Gerald Crabtree, Keji Zhao and colleagues report that recurrent disease-associated mutations in SMARCA4 result in increased PRC1 deposition and activity. Using an in cellula assay, they find that the BAF (mSWI/SNF) complex directly evicts PRC from chromatin via an ATP-dependent mechanism and that this occurs within minutes of BAF occupancy.

Charles Roberts, Peter Park, Bradley Bernstein and colleagues examine the consequences of SMARCB1 loss on enhancer landscapes in human rhabdoid tumors.
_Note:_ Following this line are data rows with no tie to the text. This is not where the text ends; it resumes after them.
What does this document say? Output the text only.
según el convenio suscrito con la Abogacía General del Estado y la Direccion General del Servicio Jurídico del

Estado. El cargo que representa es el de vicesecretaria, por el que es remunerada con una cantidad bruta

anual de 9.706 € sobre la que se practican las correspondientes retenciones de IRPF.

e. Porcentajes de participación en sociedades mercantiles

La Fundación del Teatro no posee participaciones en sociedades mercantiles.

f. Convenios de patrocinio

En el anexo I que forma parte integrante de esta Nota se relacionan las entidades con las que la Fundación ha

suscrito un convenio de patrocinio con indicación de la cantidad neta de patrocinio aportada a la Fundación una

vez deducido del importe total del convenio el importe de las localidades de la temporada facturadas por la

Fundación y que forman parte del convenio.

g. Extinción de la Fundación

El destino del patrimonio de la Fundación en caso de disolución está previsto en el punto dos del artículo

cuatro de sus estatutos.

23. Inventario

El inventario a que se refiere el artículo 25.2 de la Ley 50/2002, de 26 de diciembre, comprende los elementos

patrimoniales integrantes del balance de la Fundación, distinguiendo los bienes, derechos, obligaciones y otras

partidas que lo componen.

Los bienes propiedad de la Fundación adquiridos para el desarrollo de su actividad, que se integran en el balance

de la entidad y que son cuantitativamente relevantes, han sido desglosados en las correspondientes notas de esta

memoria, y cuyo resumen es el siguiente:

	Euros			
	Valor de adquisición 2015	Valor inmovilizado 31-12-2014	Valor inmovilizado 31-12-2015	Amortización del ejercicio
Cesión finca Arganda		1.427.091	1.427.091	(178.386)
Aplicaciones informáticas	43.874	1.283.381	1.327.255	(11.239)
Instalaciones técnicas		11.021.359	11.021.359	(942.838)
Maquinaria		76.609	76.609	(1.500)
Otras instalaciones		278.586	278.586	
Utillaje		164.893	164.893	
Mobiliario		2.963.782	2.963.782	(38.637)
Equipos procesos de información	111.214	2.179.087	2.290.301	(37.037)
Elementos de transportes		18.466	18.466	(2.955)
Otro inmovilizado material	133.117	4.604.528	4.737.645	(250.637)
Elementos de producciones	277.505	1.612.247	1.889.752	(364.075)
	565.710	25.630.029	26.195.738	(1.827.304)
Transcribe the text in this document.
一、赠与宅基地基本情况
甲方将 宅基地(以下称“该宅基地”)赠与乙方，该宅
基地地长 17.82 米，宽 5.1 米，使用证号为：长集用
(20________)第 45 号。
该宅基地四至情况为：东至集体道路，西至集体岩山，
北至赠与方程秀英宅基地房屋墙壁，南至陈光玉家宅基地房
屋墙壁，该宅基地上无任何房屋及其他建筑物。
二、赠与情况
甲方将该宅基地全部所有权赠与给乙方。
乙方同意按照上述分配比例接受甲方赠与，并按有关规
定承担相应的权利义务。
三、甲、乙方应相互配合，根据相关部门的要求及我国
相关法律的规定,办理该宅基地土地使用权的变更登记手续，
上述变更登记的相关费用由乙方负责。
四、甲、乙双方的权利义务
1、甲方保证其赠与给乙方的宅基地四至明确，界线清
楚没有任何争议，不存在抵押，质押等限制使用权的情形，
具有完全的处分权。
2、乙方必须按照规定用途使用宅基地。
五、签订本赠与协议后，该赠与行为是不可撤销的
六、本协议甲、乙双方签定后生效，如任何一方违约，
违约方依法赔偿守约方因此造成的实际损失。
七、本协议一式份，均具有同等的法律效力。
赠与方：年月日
They show that SMARCB1 is essential for the integrity and abundance of SWI/SNF complexes and facilitates their targeting to appropriate enhancers.

Charles Roberts and colleagues show that deletion of Arid1a from mouse intestinal epithelium results in invasive adenocarcinomas resembling human colorectal cancer. They further show that ARID1A loss impairs SWI/SNF targeting and enhancer-mediated gene regulation.

Yun Song and colleagues present SMC++, a statistical method for population history inference capable of analyzing unphased whole genomes and sample sizes much larger than can be analyzed by current methods. The authors apply SMC++ to sequence data from human, Drosophila and finch populations.

James Liley, John Todd and Chris Wallace present a statistical method for determining whether disease-associated variants have different effect sizes in phenotypically defined subgroups of disease cases. The test can be combined with existing methods to determine whether genetic heterogeneity is driven by population stratification or by different mechanisms of disease pathology.